Алексей сказал жене, что рейс отменили. И чувствуя некоторые угрызения совести - все же надо было бы остаться с ней - пошел на вечернюю службу.
Там стало легче. Алексей стоял прямо за свечками, слушал пение, смотрел на темный иконостас, и ледяной комок в душе таял. Растворялся.
Свете Тихий святыя Славы Безсмертнаго Отца Небеснаго, Святаго Блаженнаго, Иисусе Христе, пришедше на запад солнца, видевше свет вечерний, поем Отца, Сына и Святаго Духа Бога. Достоин еси во вся времена пет быти Гласы преподобными, Сыне Божий, живот даяй, темже мир Тя славит.
Боль уходила.
Может быть, это всего лишь временное обезболивание, наркоз - но может, пока боль отступила, придет какое-то осознание. Ведь с этим, Алексей понимал, жить нельзя.
Можно жить со смертью близких. С сознанием своей вины. С любым горем. Нельзя жить без Неба, коли уж оно тебе было дано.
Нельзя. Алексей снова и снова прокручивал варианты - можно ли еще как-то восстановиться? Лазейки он не видел. Но ведь и умереть нельзя.
Выхода нет.
Отец Иоанн сел на лавочку рядом с ним.
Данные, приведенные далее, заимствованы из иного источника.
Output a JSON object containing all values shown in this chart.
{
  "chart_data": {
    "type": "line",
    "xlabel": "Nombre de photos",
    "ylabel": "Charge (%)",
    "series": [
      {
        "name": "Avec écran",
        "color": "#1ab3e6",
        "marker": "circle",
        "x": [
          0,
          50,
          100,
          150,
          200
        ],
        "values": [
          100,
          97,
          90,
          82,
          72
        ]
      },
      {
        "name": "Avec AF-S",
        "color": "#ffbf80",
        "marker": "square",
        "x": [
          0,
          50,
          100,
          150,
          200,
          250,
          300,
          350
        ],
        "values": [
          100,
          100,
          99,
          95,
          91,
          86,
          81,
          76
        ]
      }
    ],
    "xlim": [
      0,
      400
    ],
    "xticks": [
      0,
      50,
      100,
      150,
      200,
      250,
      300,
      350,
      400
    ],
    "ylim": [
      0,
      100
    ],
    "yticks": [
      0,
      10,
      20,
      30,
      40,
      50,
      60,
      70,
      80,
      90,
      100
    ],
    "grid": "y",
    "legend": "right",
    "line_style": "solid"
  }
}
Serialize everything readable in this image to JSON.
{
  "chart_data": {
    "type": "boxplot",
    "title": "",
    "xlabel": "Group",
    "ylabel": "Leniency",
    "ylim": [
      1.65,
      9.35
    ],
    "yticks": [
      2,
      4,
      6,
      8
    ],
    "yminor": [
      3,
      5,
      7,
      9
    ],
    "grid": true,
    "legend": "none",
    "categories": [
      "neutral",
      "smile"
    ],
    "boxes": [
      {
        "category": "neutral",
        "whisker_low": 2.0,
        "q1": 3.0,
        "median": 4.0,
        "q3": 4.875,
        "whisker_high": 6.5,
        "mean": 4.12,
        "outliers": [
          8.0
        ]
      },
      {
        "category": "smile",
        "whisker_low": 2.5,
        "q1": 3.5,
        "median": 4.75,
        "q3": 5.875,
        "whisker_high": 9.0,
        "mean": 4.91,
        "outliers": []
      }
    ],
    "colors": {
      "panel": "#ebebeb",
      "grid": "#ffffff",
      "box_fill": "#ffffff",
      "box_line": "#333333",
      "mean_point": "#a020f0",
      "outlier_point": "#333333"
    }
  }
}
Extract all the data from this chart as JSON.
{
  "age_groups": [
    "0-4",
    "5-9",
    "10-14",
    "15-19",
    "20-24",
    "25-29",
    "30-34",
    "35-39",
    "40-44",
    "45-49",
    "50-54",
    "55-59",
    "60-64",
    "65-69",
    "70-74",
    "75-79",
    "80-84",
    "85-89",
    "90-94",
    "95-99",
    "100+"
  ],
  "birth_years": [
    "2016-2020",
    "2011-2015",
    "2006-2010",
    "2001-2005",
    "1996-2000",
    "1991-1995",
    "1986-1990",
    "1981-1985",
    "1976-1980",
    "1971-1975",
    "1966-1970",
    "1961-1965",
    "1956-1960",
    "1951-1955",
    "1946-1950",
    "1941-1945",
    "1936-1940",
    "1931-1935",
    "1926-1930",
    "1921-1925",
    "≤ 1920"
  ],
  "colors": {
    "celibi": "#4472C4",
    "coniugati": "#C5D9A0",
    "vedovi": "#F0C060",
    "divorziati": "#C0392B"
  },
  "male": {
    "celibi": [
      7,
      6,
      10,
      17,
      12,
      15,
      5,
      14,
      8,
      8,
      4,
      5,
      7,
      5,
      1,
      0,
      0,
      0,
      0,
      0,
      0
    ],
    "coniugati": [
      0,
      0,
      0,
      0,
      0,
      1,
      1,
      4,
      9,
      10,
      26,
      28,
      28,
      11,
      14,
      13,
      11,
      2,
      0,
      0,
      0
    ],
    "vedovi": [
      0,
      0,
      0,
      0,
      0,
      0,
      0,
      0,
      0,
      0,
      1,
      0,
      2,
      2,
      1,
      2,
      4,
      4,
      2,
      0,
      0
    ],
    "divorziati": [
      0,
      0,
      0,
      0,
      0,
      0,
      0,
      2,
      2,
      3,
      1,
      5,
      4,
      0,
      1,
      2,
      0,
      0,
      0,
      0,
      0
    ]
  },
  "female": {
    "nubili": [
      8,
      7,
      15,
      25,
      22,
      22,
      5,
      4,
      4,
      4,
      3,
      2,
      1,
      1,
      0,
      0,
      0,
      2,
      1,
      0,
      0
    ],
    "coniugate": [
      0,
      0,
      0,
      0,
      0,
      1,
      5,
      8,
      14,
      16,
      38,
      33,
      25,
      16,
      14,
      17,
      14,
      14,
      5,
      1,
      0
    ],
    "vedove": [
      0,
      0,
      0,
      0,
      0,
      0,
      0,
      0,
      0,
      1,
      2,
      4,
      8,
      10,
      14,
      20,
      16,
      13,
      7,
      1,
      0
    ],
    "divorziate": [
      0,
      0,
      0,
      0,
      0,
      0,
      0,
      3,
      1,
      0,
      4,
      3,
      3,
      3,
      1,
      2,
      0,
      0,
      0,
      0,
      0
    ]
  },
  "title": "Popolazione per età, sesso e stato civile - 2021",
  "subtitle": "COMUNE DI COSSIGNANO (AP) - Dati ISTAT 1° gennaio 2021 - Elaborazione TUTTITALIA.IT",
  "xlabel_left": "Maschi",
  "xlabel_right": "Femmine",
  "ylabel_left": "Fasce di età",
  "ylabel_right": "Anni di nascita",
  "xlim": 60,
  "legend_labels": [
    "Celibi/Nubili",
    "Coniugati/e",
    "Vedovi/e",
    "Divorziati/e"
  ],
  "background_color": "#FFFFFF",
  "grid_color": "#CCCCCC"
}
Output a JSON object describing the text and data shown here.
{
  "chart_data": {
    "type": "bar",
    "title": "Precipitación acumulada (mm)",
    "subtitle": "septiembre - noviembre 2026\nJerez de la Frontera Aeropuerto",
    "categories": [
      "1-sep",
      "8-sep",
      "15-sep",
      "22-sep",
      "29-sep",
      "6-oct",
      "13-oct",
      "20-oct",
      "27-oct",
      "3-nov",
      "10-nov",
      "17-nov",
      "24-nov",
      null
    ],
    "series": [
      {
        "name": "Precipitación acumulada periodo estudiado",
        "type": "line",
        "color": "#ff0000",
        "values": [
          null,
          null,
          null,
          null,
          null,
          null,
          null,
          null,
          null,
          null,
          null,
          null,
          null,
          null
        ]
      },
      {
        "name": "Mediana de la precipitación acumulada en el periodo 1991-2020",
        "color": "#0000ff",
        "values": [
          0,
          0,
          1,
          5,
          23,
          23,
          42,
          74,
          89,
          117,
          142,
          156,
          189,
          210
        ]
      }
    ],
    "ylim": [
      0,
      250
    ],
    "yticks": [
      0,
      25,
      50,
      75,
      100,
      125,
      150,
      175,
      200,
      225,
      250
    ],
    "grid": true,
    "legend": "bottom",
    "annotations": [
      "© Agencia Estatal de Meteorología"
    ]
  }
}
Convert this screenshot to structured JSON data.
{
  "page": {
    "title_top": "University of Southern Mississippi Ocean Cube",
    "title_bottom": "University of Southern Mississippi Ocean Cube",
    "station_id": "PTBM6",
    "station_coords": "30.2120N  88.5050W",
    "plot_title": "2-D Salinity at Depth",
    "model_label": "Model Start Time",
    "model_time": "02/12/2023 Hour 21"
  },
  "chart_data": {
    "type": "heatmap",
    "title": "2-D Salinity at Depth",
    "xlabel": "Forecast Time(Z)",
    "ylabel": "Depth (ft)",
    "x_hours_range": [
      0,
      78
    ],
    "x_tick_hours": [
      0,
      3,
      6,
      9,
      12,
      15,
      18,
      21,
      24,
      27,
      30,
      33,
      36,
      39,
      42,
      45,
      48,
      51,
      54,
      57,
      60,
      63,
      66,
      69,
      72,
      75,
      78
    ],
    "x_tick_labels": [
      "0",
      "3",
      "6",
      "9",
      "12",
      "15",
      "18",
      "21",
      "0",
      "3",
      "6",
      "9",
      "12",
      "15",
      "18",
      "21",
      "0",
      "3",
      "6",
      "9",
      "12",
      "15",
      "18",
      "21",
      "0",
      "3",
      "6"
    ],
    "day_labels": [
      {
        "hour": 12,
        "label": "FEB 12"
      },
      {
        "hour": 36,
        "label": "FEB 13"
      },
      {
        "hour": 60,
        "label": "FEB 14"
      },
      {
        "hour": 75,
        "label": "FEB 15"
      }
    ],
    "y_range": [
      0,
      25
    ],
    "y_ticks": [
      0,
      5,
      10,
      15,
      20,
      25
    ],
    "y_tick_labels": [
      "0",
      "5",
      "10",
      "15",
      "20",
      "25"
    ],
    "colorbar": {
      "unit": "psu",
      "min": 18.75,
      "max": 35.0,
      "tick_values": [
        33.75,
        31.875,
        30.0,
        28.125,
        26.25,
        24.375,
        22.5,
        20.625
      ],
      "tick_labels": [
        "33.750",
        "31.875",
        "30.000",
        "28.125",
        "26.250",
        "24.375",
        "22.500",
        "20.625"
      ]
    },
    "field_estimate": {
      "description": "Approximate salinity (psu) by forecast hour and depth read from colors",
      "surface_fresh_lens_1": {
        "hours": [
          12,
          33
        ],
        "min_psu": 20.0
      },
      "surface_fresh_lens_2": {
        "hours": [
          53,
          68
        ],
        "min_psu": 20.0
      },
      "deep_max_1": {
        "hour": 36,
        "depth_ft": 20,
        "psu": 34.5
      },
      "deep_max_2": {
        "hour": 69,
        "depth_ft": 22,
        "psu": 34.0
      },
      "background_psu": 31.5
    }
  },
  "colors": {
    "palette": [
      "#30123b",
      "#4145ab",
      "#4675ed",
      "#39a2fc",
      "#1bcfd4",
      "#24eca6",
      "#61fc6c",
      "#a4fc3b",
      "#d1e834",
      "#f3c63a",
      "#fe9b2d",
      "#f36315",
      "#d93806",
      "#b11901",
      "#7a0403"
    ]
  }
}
Слушал, скорбно опустив голову, сложив руки на коленях в старенькой рясе.
- Может, вам и правда стать нормальным человеком, Алексей? - спросил он.
Пилот вздохнул.
- Петр же вне седяше во дворе. И приступи к нему едина рабыня, глаголющи: и ты был еси со Иисусом Галилейским. Он же отвержеся пред всеми, глаголя: не вем, что глаголеши… И помяну Петр глагол Иисусов, реченный ему, яко, прежде даже петель не возгласит, трикраты отвержешися Мене. И, изшед вон, плакася горько.*
- ЭТо верно, - сказал отец Иоанн, - плакася горько.
- Как жить-то батюшка? - спросил Алексей, - ведь невозможно.
Священник помолчал. Устремил старческие светлые свои глаза к иконам и заговорил.
- Видите, Алексей, многие думают так, что человек должен жить ради того, что он делает. И что Богу нужно то, что мы делаем. А ведь это не так. Богу мы сами нужны. Просто так. Зачем Ему, по сути-то, все наши дела суетные? Они нам нужны, ближним нашим. А Богу мы нужны без всякой там нашей работы. Голый человек рождается - голый и умирает. Понимаешь?